Clear iQ recently conducted a poll on LinkedIn where we asked you to classify yourself along a build vs run continuum. Builders are deadline and solution-centric, while runners are people-oriented and thrive on day-to-day routines.
In our poll, 73% classified themselves primarily as a builder, compared to 27% as primarily a runner.
This result begs the question: do businesses lack the run discipline to achieve and sustain excellence?
Grassroots Change Management
Effective change management requires grassroots behavior change. We work with large B to B manufacturers every day, and notice that many struggle to navigate from project go-live—where teams are hyper-focused and IT is in “hyper-care” mode—to making proposed changes in day-to-day operational activities.
If the project team does not have “run” representatives, then the solution is at risk of never becoming operational. In addition, the effort involved in managing the project’s change curve may be under-resourced, since it takes longer than the typical 30-day IT hyper-care period.
The Right People for the Right Roles
The right person in the right role enables success for both the business and the person. Put a project-oriented person in a day-to-day run role, and eventually, they become bored and may seek opportunities elsewhere.
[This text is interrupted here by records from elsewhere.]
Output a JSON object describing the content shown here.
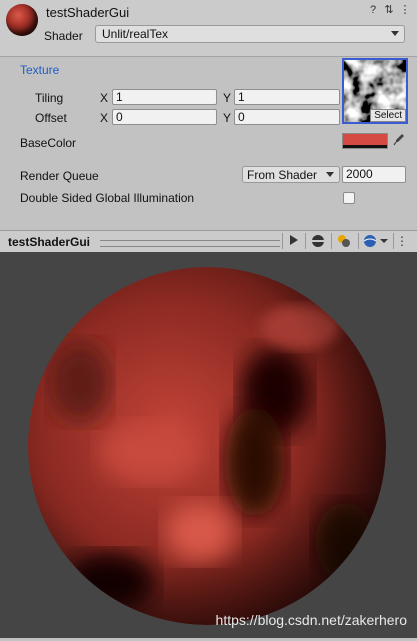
{
  "header": {
    "title": "testShaderGui",
    "shader_label": "Shader",
    "shader_value": "Unlit/realTex",
    "icons": [
      "help-icon",
      "preset-icon",
      "more-icon"
    ]
  },
  "properties": {
    "texture_label": "Texture",
    "tiling": {
      "label": "Tiling",
      "x_label": "X",
      "x": "1",
      "y_label": "Y",
      "y": "1"
    },
    "offset": {
      "label": "Offset",
      "x_label": "X",
      "x": "0",
      "y_label": "Y",
      "y": "0"
    },
    "texture_select_label": "Select",
    "basecolor_label": "BaseColor",
    "basecolor_hex": "#d54a43",
    "render_queue_label": "Render Queue",
    "render_queue_mode": "From Shader",
    "render_queue_value": "2000",
    "gi_label": "Double Sided Global Illumination",
    "gi_checked": false
  },
  "preview": {
    "title": "testShaderGui",
    "toolbar_icons": [
      "play-icon",
      "sphere-icon",
      "light-icon",
      "mesh-dropdown-icon",
      "more-icon"
    ],
    "watermark": "https://blog.csdn.net/zakerhero"
  }
}
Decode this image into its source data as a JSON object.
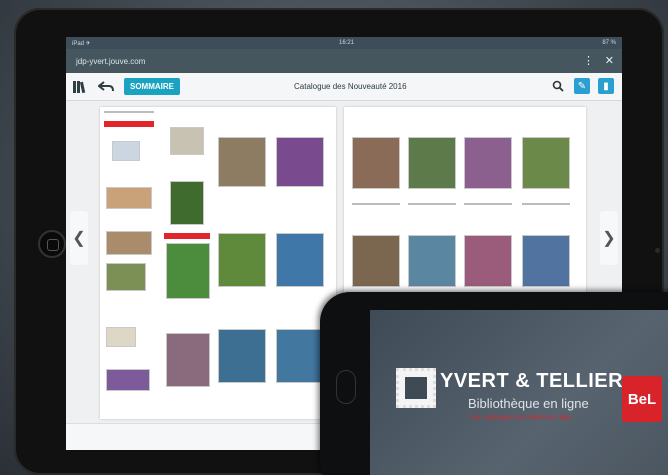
{
  "statusbar": {
    "left": "iPad ✈",
    "time": "16:21",
    "right": "87 %"
  },
  "browser": {
    "url": "jdp-yvert.jouve.com",
    "menu_icon": "kebab-icon",
    "close_icon": "close-icon"
  },
  "toolbar": {
    "library_icon": "library-icon",
    "back_icon": "back-arrow-icon",
    "sommaire_label": "SOMMAIRE",
    "title": "Catalogue des Nouveauté 2016",
    "search_icon": "search-icon",
    "edit_icon": "pencil-icon",
    "bookmark_icon": "bookmark-icon",
    "accent": "#1aa3c0",
    "edit_color": "#2a9fd0",
    "bookmark_color": "#2a9fd0"
  },
  "viewer": {
    "prev_icon": "chevron-left-icon",
    "next_icon": "chevron-right-icon",
    "bottom_back_icon": "back-arrow-icon"
  },
  "promo": {
    "brand": "YVERT & TELLIER",
    "subtitle": "Bibliothèque en ligne",
    "tagline": "Les catalogues de cotation en ligne",
    "badge": "BeL",
    "accent": "#d8232a"
  }
}
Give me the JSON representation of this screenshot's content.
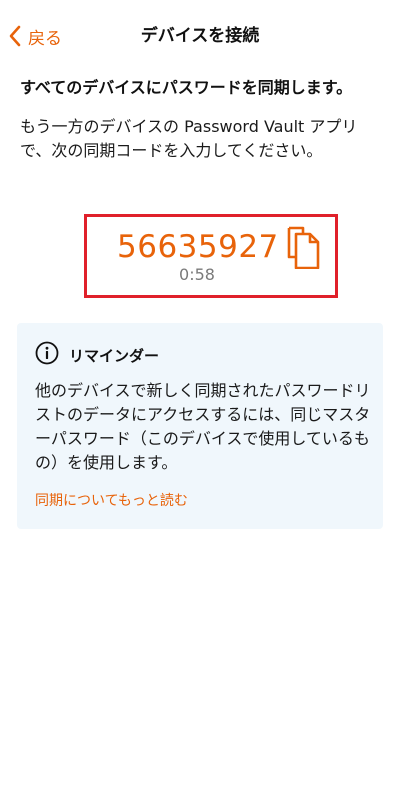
{
  "nav": {
    "back_label": "戻る",
    "title": "デバイスを接続"
  },
  "heading": "すべてのデバイスにパスワードを同期します。",
  "instruction": "もう一方のデバイスの Password Vault アプリで、次の同期コードを入力してください。",
  "sync": {
    "code": "56635927",
    "countdown": "0:58",
    "copy_icon": "copy-icon"
  },
  "reminder": {
    "icon": "info-icon",
    "title": "リマインダー",
    "body": "他のデバイスで新しく同期されたパスワードリストのデータにアクセスするには、同じマスターパスワード（このデバイスで使用しているもの）を使用します。",
    "link": "同期についてもっと読む"
  },
  "colors": {
    "accent": "#e8630a",
    "highlight_border": "#e0202a",
    "card_background": "#f0f7fc",
    "muted_text": "#7a7a7a"
  }
}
Conversely, if you place a runner in a tight-deadline project, without defining a role where they can excel, your project will likely miss deadlines, and your runner may seek opportunities elsewhere.
Understanding where to place people into roles that feed their natural inclinations leads to success, and reduces the effects of the #greatreshuffle, and prevents the #greatresignation.
We deliberately avoided providing a 50/50 choice, as we wanted respondents to consider where they fall on a continuum.
How respondents interpreted the build vs. buy distinction influenced their choice and may have driven people to the build answers.
As the survey relied upon the self-reporting of 151 people from the 350 to 400 resources who saw the LinkedIn poll, we wondered:
- Did our consulting background and its natural connection to project-based resources skew the response data?
- Do run people not hang out on LinkedIn?